Valide Sultan of the Ottoman Empire (Empress Mother)
- Tenure: 28 July 1808 – 28 July 1817
- Predecessor: Sineperver Sultan
- Successor: Bezmiâlem Sultan
- Born: c. 1761 Georgia
- Died: 28 July 1817 (aged 55–56) Beşiktaş Palace, Constantinople, Ottoman Empire (present day Istanbul, Turkey)
- Burial: Türbe of Nakşidil Sultan, Fatih Mosque, Istanbul, Turkey
- Consort: Abdul Hamid I
- Issue: Şehzade Murad Seyfullah; Mahmud II; Saliha Sultan;

Names
- Turkish: Nakşidil Sultan Ottoman Turkish: نقش دل سلطان
- Religion: Sunni Islam, previously Georgian Orthodox

= Nakşidil Sultan =

Valide Sultan of the Ottoman Empire from 1808 to 1817

Nakşidil Sultan (نقش دل سلطان; also called Nakşi Sultan; c. 1761 – 28 July 1817) was a consort of Sultan Abdul Hamid I, and Valide Sultan to their son Mahmud II, Sultan of the Ottoman Empire.

==Background==

===Origins===
According to various scholars, she came from a family with origins in the Caucasus region (via the Black Sea slave trade).
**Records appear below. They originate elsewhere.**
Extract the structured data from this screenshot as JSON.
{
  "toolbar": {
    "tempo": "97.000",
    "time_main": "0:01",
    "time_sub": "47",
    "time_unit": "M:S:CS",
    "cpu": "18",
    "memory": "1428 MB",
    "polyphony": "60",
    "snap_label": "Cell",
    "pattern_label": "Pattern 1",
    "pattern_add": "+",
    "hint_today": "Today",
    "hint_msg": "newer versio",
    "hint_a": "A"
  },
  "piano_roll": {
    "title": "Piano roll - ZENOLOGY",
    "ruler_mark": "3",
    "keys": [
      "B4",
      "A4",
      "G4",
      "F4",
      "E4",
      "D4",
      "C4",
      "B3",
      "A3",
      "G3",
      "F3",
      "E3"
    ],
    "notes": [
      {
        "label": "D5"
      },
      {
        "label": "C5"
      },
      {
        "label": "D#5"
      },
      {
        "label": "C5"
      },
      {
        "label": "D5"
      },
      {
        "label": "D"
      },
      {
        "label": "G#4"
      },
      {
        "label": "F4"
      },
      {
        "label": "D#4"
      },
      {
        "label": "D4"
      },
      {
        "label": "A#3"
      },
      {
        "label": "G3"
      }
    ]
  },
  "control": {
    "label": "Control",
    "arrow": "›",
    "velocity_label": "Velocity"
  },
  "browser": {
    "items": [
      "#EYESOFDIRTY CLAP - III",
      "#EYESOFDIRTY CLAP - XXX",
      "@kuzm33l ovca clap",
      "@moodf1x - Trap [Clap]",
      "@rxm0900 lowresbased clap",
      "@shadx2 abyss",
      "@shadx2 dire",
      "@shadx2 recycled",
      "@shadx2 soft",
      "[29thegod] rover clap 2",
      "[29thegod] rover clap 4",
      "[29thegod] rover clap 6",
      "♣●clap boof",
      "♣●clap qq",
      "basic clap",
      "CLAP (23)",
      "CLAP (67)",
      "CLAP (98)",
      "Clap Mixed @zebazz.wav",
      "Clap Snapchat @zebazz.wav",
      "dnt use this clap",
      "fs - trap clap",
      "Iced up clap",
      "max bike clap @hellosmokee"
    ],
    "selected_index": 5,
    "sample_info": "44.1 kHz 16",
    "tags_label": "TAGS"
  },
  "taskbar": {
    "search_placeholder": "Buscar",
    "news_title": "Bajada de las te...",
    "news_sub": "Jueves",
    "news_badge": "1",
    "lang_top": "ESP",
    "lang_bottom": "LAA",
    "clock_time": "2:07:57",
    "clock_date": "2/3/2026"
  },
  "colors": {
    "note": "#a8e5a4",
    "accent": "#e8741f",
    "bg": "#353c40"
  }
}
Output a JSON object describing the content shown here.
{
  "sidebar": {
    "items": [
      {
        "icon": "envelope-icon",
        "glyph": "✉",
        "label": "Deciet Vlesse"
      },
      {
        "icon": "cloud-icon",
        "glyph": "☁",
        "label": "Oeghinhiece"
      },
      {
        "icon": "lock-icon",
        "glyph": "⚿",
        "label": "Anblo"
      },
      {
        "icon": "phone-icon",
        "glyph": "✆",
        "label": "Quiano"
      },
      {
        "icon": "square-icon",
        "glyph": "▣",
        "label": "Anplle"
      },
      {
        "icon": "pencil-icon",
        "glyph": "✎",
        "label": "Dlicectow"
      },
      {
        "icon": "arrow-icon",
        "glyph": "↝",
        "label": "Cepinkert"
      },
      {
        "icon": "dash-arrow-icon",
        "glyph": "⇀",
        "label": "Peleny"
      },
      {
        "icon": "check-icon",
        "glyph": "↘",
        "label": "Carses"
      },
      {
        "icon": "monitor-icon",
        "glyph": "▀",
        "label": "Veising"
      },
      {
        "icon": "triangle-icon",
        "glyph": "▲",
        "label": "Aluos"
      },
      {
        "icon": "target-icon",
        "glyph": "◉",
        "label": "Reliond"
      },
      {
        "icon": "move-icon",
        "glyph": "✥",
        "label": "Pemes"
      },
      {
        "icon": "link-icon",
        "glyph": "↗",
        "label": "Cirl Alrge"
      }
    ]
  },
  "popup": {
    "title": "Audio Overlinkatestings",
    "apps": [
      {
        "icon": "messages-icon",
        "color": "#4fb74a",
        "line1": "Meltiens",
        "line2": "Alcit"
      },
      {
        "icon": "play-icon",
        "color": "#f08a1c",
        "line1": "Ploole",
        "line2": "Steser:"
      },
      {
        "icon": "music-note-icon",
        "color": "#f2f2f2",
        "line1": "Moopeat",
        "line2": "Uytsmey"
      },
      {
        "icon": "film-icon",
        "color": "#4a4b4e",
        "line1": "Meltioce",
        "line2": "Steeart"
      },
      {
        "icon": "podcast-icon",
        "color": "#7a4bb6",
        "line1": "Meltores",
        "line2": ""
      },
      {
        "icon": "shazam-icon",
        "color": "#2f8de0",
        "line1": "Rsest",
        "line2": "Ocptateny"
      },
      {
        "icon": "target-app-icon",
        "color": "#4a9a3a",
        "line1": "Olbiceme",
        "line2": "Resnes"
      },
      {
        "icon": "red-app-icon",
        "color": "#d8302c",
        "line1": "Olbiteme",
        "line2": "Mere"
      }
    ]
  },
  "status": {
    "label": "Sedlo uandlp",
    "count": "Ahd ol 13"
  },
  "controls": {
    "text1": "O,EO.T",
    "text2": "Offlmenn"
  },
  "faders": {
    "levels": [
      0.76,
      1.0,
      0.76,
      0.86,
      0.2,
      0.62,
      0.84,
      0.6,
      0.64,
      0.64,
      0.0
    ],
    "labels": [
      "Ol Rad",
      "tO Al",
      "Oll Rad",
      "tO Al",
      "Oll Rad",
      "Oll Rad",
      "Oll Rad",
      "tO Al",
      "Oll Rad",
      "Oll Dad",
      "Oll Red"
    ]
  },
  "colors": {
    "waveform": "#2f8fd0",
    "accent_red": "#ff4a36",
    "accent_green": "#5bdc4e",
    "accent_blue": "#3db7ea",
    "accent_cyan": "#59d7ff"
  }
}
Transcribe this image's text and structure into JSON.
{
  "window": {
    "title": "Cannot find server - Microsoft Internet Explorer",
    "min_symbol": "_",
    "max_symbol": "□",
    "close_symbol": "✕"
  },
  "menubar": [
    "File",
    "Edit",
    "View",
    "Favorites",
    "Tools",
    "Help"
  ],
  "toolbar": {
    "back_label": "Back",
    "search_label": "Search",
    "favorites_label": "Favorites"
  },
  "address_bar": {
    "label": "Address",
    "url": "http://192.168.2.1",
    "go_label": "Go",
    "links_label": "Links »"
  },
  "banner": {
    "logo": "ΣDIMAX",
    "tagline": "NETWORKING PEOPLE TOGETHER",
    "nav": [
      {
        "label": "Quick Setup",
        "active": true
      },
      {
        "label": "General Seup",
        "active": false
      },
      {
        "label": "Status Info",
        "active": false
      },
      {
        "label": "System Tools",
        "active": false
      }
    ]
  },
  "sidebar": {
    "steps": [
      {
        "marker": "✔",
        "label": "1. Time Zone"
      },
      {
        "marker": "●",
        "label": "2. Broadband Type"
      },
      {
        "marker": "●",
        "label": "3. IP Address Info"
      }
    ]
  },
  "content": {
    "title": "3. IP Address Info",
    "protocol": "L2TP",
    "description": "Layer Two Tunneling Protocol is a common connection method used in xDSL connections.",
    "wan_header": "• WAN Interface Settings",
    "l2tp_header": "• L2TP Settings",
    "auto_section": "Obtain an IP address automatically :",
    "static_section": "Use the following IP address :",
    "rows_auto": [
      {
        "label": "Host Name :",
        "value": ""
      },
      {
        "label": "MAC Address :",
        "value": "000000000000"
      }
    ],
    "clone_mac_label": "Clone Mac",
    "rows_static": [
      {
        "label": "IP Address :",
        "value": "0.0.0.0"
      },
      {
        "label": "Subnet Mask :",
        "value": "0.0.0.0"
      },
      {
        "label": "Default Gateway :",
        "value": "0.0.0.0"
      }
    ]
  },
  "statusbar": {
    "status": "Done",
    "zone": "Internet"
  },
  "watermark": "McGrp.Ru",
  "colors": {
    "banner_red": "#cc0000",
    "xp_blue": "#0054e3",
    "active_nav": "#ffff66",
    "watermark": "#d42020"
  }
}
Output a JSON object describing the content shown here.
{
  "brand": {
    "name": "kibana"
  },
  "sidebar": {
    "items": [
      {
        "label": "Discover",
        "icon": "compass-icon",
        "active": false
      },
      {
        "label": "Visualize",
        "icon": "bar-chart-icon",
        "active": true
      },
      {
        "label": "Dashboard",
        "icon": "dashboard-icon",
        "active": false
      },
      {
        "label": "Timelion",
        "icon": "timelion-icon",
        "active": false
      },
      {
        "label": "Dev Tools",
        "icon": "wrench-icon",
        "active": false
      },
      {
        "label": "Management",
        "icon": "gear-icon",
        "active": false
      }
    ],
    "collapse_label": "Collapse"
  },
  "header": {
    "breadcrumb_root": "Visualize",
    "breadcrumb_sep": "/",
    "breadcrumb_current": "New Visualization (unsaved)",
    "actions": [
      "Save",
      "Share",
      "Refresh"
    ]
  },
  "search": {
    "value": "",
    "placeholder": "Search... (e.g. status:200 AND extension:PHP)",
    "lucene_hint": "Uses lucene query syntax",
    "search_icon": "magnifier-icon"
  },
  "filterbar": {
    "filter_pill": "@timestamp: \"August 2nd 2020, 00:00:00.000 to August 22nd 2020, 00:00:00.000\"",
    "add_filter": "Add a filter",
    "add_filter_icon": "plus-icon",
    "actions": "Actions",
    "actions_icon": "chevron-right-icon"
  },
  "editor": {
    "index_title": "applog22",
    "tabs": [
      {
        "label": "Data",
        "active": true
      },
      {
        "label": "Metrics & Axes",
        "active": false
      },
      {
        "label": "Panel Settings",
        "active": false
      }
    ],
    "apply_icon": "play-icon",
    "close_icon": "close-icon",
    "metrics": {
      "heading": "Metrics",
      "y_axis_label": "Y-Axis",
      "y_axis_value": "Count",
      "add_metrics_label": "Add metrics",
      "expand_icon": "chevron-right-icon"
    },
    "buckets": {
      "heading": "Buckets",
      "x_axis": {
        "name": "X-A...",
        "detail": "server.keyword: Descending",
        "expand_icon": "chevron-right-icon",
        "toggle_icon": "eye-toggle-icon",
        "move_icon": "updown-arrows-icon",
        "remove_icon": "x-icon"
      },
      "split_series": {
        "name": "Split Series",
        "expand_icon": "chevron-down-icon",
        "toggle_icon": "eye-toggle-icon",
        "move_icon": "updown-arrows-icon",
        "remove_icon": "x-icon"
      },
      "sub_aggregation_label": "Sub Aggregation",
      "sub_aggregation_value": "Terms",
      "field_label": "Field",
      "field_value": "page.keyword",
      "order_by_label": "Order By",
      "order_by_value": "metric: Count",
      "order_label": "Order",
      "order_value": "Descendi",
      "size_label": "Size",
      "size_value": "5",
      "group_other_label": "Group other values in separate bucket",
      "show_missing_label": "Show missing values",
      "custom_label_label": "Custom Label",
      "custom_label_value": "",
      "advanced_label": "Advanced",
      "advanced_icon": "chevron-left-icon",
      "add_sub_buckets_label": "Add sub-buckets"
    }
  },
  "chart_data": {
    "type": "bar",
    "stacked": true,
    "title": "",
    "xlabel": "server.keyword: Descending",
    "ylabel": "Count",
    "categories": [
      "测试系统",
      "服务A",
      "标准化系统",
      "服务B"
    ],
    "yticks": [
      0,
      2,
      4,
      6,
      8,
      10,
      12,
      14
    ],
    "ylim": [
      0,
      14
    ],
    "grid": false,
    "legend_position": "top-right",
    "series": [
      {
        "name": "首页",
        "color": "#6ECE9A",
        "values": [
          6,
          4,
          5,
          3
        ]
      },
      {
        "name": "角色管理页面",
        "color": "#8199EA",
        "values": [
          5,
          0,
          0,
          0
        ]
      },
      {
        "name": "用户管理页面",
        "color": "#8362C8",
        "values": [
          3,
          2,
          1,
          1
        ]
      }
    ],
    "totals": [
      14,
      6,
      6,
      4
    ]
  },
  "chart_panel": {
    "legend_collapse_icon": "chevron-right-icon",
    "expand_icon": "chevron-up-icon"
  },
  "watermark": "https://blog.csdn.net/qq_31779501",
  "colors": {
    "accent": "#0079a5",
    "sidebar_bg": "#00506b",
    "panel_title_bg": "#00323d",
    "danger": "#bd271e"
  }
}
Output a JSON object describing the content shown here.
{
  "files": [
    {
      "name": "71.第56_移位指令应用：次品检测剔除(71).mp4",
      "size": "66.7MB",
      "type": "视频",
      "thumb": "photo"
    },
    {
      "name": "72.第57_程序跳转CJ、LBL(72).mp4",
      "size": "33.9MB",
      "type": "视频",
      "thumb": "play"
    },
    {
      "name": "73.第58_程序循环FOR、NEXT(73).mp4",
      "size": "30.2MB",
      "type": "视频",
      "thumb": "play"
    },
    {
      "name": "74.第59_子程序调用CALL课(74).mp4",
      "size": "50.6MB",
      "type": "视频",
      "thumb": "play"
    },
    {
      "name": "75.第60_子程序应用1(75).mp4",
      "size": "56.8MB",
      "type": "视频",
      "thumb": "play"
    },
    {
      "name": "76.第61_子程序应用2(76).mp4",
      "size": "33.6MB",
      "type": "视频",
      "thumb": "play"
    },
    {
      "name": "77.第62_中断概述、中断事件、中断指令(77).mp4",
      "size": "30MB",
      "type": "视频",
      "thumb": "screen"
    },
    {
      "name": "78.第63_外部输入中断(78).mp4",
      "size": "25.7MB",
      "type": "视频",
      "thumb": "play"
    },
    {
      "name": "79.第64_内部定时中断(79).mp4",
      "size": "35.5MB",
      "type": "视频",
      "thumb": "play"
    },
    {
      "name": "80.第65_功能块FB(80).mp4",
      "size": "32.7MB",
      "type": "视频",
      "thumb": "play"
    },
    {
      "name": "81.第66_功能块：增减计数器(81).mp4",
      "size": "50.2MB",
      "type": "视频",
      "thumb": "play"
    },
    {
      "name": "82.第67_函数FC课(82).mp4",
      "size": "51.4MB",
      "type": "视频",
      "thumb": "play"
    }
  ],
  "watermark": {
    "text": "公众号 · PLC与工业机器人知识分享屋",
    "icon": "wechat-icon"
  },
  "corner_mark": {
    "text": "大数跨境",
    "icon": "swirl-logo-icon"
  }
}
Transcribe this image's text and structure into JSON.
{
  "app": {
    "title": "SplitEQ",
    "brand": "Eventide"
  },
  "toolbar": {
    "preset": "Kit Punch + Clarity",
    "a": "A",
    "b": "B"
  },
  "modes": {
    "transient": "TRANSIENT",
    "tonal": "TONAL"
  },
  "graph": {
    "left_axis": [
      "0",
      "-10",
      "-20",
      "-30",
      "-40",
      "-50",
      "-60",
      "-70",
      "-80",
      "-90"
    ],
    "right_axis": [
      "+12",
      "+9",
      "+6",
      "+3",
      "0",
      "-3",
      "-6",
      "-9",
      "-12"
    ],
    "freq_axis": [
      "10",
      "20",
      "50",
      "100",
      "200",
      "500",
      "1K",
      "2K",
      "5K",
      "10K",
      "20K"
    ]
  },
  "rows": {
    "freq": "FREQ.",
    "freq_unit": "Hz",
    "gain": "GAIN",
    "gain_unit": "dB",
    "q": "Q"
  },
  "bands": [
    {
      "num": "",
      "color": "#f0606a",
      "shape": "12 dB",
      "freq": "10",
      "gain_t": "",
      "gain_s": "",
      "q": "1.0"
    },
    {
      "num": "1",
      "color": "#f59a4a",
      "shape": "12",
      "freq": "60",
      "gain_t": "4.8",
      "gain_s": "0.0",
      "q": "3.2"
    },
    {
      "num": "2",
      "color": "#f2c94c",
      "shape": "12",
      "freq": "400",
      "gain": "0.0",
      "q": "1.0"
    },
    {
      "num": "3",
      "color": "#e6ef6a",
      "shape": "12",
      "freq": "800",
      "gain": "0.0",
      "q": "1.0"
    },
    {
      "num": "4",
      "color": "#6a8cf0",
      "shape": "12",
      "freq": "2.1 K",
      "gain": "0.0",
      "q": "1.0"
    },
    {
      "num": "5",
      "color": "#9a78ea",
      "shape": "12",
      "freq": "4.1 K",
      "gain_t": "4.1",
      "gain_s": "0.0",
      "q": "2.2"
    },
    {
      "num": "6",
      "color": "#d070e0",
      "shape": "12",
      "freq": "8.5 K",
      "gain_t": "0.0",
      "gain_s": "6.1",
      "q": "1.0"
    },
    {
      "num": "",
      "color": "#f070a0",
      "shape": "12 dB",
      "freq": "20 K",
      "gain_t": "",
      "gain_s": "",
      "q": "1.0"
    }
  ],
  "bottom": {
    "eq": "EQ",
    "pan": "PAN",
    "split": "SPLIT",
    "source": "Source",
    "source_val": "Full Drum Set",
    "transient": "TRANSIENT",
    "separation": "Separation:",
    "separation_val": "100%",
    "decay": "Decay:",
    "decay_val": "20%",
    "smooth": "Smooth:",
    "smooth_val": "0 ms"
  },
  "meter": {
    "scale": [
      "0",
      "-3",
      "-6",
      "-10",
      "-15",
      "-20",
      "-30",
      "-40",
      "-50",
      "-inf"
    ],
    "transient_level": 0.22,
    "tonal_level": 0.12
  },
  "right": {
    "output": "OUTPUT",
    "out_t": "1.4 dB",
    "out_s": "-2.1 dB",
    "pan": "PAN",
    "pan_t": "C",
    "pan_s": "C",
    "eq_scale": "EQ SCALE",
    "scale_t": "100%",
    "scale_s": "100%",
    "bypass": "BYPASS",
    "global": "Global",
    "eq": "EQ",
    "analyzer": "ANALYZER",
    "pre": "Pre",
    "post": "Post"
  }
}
Fikret Saraçoğlu has found in the archives of the Topkapı Palace in Istanbul documents pertaining to her death and funeral.
Others like Necdet Sakaoğlu and Ibrahim Pazan traced these origins further and claim she was actually a Georgian. By custom the consorts of the Ottoman sultans were normally concubines of Christian origin, who came to the Ottoman Imperial harem via the Ottoman slave trade, converted to Islam and were given a slave name after their arrival.
She was raised in the Ottoman palace and was given thoroughly Turkish Islamic education.

===Controversy over identity===
There is a fanciful legend that Nakşidil was Aimée du Buc de Rivéry, who had gone missing at sea in 1788, and was a distant cousin-in-law of the former Empress Josephine, wife of Napoleon Bonaparte. According to this myth, Aimée du Buc de Rivéry was captured by Barbary pirates and sold as a harem concubine, but modern historians have debunked this.

Several older myths, dating as far back as the early 16th century, claimed links between the French and Ottoman monarchies. These have turned out to be politically motivated fabrications designed to justify alliances between the two (supposedly related) monarchies. The Aimée-Nakşidil story has several clear parallels with these older stories. During the monarchy, stories of kidnapped French princesses weren't denied by French officials in order to maintain good relations with the Ottoman inventors of the stories. In later times, these and similar harem tales have been used in France to perpetuate a view of Turkey, the Middle East, and Islam in general as mysterious and despotic in nature, despite more accurate accounts.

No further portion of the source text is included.